I’d still give it at least 8 out of 10 stars, though. Sometimes, I like books that really make me think, but that also have interesting and relatable characters in thoroughly unrelatable circumstances.

 

Partial nutrition facts label:

Swear words: 55

 

What are you reading this week?

 

 

Book Review: Steal Across the Sky, A Philosophical Read

Nancy Kress is really good at writing hard-core science fiction, and for that alone I applaud her. To do that in such a male-dominated field is brilliant; to do it repeatedly is amazing. I thought her book  After the Fall, Before the Fall, During the Fall  was brilliant. Steal Across the Sky, also by her, was less than she’s capable of, though. Where this book excels in world-building and uniqueness, it falls short in the area of characters with whom one can really relate and who have deep emotional progression.

What Steal Across the Sky is About

The book is about two people who volunteer visit seven planets and “witness” for a mysterious group of aliens that all-of-a-sudden arrived, built a base on the moon, and put an ad on the internet. These aliens claimed to have wronged humanity ten thousand years before, and need some volunteers to visit a bunch of planets seeded with human stock. Italian-English grad student Lucca and waitress Cam are among the twenty-one volunteers chosen, and they visit two planets. Cam encounters a monolithic, brutal and appallingly bloodthirsty culture where a game determines everybody’s destiny. On Lucca’s planet, evidence mounts that the people can perceive and converse with the recently dead, something Lucca rejects. Once all the witnesses return to Earth, a compelling picture emerges: on half of the planets visited, the inhabitants can indeed see and chat with the recently dead. The Atoners explain that those inhabitants carry a gene that allows them to do so. On the other planets, and Earth, the Atoners deleted the gene. (They don’t explain why.) On gene-less Earth, chaos ensues as Kress explores the consequences of that premise.
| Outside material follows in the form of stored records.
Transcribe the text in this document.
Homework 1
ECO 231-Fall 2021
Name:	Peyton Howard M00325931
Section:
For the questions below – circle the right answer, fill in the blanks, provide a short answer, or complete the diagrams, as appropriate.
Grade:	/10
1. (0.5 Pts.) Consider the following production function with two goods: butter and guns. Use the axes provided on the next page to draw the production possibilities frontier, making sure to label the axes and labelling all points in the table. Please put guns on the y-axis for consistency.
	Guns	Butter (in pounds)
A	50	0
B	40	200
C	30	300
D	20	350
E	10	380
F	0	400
And, as you might imagine from that description, what ensues–actually what happens throughout almost all of the book–is essentially a philosophical discussion about what that means for humanity.

Why I Didn’t Connect With the Book

While the premise is fascinating (as I tend to find with many science fiction books), and the execution of that premise in line with the expectations of its genre, the emotional quotient is just not there. It would have been neat, I think, to see that chaos play out and then resolve in Lucca’s and Cam’s relationship, for instance. I think that would’ve made for a more intense, relatable book.

Also, because it’s adult sci-fi, the pacing was slower than that of YA. I can’t dock it for that because that wasn’t a fault of the book per se, just a matter of my taste.

Who Will Like Steal Across the Sky

If you’re a serious fan of science fiction, I would dare say that this book should be on your required reading list. If you liked books like A Case of Conscience, which explores the nexxus of science and religion from an other-worldly angle as well, you’ll like Steal Across the Sky. I, for one, am going to continue pursuing my goal of reading all of her books, even though this one wasn’t my favorite.